Bradley Says Provodnikov Hits Harder Than Pacquiao


    484512503.0The Cosmopolitan in Las Vegas, Nevada will be the site at which Timothy Bradley(31-1, 12 KOs) hopes to erase the stain of his first official career defeat. Almost eight months to the day after losing his WBO welterweight title to Manny Pacquiao in the rematch of a highly debated scrap that took place in 2012. Bradley hopes to use the Argentine, Diego Chaves (23-2, 19 KO’s) as a springboard back to the very highest level.

    Taking questions on the eve of his match with Chaves, Bradley was asked to rate the power of the two opponents who have given him the most notable fights of his career, Pacquiao and Ruslan Provodnikov.

    “[Pacquiao is] probably like an eight. I think the biggest puncher I’ve been in there with is Ruslan Provodnikov. He’s like a ten. Ruslan Provodnikov can punch man. Pacquiao, he can punch. He just has those blows that keep you still, you know what I mean? [It’s] like boom,” adding in his best impersonation of a bobble-head doll, “And for a minute you like ooooo. You know what I’m saying? Then the follow up punches are the ones that hit you.”

    He then turned the spotlight to face himself to assess his own power. His knockout percentage does not scream out murderous puncher at under forty percent, but he has had sufficient pop to keep some real maulers at bay, which is enough if you have the skills to work within those perimeters. Everyone should agree that Bradley falls in to that category.

    “I think my power has shown up in the last couple of fights I’ve had. I was able to rock Marquez with a left hook and I was able to hurt Manny Pacquiao with a right hand and some body shots as well. He was hurt several times in that fight. I think I’m developing better as a fighter.”

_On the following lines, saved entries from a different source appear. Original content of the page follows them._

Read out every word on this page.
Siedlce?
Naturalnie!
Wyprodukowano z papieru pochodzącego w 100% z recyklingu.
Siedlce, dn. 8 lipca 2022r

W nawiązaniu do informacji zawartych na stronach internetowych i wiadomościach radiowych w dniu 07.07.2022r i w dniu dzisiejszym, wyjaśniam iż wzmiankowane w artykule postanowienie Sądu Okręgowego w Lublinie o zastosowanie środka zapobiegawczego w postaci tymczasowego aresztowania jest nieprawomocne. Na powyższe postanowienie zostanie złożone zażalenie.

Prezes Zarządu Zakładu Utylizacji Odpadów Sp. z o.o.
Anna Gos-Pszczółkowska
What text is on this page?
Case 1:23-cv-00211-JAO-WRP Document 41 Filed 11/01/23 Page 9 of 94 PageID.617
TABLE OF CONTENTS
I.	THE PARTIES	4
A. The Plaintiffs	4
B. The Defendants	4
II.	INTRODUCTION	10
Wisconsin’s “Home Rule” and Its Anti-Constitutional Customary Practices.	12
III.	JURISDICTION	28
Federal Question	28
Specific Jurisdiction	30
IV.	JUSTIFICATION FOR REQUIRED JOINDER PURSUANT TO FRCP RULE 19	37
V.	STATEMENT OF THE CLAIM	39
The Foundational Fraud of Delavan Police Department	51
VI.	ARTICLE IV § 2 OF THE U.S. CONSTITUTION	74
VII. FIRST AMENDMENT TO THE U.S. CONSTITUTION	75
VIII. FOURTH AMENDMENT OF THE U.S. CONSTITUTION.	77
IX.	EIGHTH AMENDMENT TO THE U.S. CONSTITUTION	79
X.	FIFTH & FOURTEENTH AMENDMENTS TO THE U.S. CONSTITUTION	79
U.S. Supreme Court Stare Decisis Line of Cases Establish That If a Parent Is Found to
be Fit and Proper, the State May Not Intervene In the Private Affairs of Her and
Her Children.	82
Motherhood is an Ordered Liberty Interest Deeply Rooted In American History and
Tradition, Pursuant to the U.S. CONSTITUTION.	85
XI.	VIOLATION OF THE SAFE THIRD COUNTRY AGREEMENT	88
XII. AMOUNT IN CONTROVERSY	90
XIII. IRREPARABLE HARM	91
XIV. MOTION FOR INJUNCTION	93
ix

    He then offered some frank insight as to why he may have been unable to stop a larger proportion of past opponents, and it didn’t sound as if he was making any excuses either.

    “I think that as we get older we start maturing and start seeing different things, and probably for me, technique-wise, that’s where I lack. I’m always looking to get out instead of planting [my feet] and I’m always looking to be defensive. I think that has a lot to do with the punching power but I know it’s there. I know I have it.”

    You will not hear many top fighters break down the flaws in their own game with such apparent nonchalance. I’m not sure whether that speaks for an extraordinary will of self-belief he has within himself or that he just doesn’t care who hears it. Either way his next assignment is far beneath the realm in which he has been existing for the past five years. Chaves is a sturdy fighter who manages to intersperse illegal tactics between sporadic bursts of quality punching. Most fans will only know him from his stoppage loss to Keith Thurman and getting disqualified against Brandon Rios. He is levels below Bradley and the result on the night should reflect that, especially if Bradley unearths more of that dormant power in his fists.